ABIC is growing and I think that within the next couple of years, it’s going to have a real impact and change African research putting it on a new level. There are a lot of passionate and visionary researchers that are joining this community, and ABIC is combining all their effort and passion to add to the research community in Africa. The launch of the Africa Microscopy Initiative (AMI) as a multi-pronged initiative building the African capacity for microscopy through training, infrastructure and open-access programs (https://www.microscopy.africa) will enormously change the African scientific research scope. Researchers can now travel to the AMI Imaging Centre and access advanced microscopes. It’s going to help a lot of researchers do their research, and do the research that fits African research needs. The facility is the first of its kind in Africa. At the moment, like me, a lot of African researchers are going to different countries and to different training centers with the intention of taking back the ideas that we have learned and to disseminate this knowledge in our own countries and throughout Africa. So, I can tell you that within the next couple of years, ABIC is going to boom because of the collaborations that connect the people and the ideas together. There are a lot of communities and funding agencies, such as EuroBioImaging, BioImaging North America (BINA), AIC and the Chan-Zuckerberg Initiative, that are helping, so it’s really going to be something. My hopes are very high, and my dreams are very big!
What sort of topics are you excited to write about for FocalPlane?

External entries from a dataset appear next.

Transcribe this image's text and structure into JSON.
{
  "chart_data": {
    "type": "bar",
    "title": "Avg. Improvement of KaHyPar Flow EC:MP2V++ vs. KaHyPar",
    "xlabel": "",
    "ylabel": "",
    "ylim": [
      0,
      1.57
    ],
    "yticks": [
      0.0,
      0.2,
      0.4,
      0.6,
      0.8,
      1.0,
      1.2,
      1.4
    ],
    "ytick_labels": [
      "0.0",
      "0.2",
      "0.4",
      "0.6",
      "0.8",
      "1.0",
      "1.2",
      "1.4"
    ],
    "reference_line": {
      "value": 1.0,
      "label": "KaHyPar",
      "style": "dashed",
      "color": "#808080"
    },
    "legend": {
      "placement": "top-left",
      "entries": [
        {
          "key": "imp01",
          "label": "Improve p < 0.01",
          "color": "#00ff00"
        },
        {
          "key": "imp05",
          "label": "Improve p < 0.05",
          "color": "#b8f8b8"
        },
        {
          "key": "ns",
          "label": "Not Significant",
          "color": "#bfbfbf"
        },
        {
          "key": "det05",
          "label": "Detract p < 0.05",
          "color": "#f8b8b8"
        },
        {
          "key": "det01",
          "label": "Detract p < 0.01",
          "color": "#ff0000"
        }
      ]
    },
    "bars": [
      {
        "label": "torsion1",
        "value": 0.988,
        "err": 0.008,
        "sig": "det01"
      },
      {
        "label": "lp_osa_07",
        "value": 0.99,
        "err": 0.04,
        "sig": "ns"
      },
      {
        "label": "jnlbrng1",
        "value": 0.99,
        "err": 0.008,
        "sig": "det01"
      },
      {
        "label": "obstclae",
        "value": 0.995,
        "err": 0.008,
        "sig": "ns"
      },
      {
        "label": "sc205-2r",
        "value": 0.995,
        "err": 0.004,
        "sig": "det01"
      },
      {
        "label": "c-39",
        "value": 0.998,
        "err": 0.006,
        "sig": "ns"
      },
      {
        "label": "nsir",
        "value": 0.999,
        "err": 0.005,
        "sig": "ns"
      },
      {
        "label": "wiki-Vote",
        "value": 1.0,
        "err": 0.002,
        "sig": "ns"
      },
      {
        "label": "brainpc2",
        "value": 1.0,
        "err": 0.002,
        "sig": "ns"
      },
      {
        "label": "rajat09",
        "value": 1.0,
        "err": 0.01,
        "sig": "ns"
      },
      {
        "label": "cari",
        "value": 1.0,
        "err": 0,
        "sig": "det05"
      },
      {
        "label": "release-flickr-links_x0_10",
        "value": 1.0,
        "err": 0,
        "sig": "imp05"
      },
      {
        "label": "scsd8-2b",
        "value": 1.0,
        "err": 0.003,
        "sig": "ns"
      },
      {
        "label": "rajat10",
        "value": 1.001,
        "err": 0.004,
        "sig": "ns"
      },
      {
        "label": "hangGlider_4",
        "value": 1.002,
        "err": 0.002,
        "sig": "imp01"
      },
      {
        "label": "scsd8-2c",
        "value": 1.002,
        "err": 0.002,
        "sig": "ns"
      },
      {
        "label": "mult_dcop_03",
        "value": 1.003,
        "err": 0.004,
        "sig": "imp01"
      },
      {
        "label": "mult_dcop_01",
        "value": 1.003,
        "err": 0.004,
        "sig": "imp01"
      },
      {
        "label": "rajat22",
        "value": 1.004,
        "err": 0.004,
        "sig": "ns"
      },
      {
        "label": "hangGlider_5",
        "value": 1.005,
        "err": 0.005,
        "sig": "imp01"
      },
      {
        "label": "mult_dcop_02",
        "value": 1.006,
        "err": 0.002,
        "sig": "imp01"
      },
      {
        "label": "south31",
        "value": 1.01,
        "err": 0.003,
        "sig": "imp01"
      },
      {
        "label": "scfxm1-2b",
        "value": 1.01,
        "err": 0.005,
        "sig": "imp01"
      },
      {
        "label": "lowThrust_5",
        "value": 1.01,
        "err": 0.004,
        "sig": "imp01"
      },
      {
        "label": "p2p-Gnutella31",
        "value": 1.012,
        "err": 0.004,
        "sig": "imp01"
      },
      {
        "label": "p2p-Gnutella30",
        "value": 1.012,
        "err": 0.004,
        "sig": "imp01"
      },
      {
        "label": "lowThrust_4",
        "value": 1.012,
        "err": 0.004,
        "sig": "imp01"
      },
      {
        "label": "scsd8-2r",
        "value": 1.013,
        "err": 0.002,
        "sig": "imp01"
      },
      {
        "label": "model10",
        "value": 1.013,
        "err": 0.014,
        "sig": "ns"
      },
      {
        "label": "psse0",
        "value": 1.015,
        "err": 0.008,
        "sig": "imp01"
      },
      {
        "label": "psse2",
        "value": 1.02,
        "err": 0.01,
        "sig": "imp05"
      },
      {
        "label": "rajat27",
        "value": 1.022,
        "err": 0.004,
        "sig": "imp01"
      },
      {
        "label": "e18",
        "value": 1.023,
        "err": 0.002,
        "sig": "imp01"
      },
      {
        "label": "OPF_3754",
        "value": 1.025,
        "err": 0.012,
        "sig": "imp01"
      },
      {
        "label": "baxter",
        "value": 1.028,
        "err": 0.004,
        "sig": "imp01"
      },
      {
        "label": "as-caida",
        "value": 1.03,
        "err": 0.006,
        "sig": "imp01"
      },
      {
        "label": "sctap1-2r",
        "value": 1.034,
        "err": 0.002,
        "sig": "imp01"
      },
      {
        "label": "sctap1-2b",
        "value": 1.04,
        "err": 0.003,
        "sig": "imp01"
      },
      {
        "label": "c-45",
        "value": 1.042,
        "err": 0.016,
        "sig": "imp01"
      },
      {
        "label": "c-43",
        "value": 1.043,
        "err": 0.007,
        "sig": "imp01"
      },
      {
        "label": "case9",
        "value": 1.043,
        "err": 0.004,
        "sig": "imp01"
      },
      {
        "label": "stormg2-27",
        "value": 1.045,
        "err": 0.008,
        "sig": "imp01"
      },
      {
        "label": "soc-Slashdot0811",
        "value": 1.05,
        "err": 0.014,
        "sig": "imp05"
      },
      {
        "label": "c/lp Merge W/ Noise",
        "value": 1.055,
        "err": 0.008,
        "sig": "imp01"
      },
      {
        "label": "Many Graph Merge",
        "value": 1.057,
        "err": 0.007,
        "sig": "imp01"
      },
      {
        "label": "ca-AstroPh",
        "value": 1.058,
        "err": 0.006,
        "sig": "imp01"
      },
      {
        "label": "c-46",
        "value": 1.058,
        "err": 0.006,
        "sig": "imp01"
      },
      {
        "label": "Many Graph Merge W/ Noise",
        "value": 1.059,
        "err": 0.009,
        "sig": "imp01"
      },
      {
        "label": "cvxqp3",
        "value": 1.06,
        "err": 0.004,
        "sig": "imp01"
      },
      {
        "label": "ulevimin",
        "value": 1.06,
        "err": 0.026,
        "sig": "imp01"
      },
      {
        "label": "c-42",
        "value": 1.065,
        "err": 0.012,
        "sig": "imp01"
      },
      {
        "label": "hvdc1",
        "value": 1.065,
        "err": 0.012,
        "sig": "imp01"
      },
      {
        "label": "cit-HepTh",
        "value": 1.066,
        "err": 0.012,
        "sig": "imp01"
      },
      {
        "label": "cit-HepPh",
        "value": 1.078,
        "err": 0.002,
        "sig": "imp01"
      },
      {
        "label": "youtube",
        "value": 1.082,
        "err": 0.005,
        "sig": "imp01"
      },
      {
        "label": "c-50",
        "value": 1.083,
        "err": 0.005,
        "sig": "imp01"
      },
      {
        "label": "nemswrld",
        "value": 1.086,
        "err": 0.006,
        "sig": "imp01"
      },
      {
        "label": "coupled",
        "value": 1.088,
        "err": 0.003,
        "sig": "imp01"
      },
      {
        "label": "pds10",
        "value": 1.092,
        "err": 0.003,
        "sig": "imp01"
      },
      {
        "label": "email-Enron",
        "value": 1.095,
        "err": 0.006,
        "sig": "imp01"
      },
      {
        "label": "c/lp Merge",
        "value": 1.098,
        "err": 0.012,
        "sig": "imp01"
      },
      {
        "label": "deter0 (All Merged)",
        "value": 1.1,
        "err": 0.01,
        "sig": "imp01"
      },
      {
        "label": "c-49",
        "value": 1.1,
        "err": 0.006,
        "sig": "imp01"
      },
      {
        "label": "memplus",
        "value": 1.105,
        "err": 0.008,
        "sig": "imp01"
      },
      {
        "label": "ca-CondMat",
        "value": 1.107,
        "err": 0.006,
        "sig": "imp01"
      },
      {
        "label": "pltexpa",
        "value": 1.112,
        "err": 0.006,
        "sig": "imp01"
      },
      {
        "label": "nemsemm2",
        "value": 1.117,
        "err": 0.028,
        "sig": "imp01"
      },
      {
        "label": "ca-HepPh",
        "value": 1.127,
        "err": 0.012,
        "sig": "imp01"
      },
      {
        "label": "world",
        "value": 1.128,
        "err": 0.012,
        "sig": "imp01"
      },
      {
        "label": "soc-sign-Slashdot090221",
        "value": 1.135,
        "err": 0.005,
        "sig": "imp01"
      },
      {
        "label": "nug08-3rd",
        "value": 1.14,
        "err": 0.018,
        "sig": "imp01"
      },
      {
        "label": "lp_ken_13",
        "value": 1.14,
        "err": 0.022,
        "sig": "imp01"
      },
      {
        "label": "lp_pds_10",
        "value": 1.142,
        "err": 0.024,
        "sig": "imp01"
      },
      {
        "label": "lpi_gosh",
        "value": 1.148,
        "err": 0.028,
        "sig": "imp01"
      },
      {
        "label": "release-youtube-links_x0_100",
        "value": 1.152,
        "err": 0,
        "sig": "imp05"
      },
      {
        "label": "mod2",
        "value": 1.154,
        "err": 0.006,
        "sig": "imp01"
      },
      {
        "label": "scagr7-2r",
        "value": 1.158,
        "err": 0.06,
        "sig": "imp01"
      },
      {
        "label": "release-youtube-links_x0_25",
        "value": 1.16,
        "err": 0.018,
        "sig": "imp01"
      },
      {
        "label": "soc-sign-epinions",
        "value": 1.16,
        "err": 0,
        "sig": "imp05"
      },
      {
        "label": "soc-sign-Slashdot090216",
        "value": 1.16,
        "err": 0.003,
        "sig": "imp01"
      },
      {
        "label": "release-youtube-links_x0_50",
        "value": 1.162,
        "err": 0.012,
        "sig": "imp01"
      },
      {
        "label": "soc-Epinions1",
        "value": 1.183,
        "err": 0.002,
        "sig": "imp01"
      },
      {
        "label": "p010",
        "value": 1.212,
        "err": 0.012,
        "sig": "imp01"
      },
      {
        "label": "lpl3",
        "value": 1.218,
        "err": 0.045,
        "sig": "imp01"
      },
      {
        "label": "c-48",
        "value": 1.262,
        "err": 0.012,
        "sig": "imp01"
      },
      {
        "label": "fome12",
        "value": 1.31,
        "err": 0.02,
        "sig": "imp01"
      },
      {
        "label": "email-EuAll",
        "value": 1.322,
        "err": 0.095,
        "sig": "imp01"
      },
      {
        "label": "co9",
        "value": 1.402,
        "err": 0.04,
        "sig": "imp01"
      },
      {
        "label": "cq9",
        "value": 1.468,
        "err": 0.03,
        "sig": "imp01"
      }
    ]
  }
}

Currently, I’m working on a ‘How it started’ series. It’s about narrating all the behind-the-scenes efforts; the vision, the planning and the work, that go into the emerging microscopy communities and into setting up core facilities. For example, how did BINA and EuroBioImaging start? What was the vision behind the AIC? I hope that this series will help people that want to start their own community, or their own core facility. I’ve started with Global BioImaging and EuroBioimaging, and I also did an interview with the AIC, so I have three blog posts that I need to share with you guys! It’s been very exciting to do these interviews. Every experience is different. Every community has stories of its own challenges and how they tackle them. I can’t wait to share it with the whole community and for everyone to have a glimpse of what is happening. And if someone wants to do something like this in their own country, it’s going to be like a good reference for them, and to excite and encourage them to start their own community, as well as drawing attention to these established communities.
We’ve already touched on this a little, but what are you personally hoping to gain from the experience of being a FocalPlane correspondent?
First of all, because science writing is a new field for me, joining FocalPlane is challenging me to develop a new skill. I love writing and all of my life I’ve been passionate about writing, but I’ve never written scientific blogs, so this is a first for me. It is also a good way of networking; reaching out for these interviews is a very good way of meeting new people, new ideas and new communities. I find it very motivational to meet different people who have different ideas, different motivation, different challenges. So, I think that it’s very important for my personal growth and professional growth.
What’s your favourite type of microscopy?
I would say that lattice light sheet is my favourite at the moment.
What do you like doing in your spare time?
I love playing sports, especially CrossFit. I also love to read. Stories are a place to escape and forget about the rest of the world! And I love spending time with family and friends, especially experiencing new places in their company. However, most of my time I spend playing with my two year old son, Omar.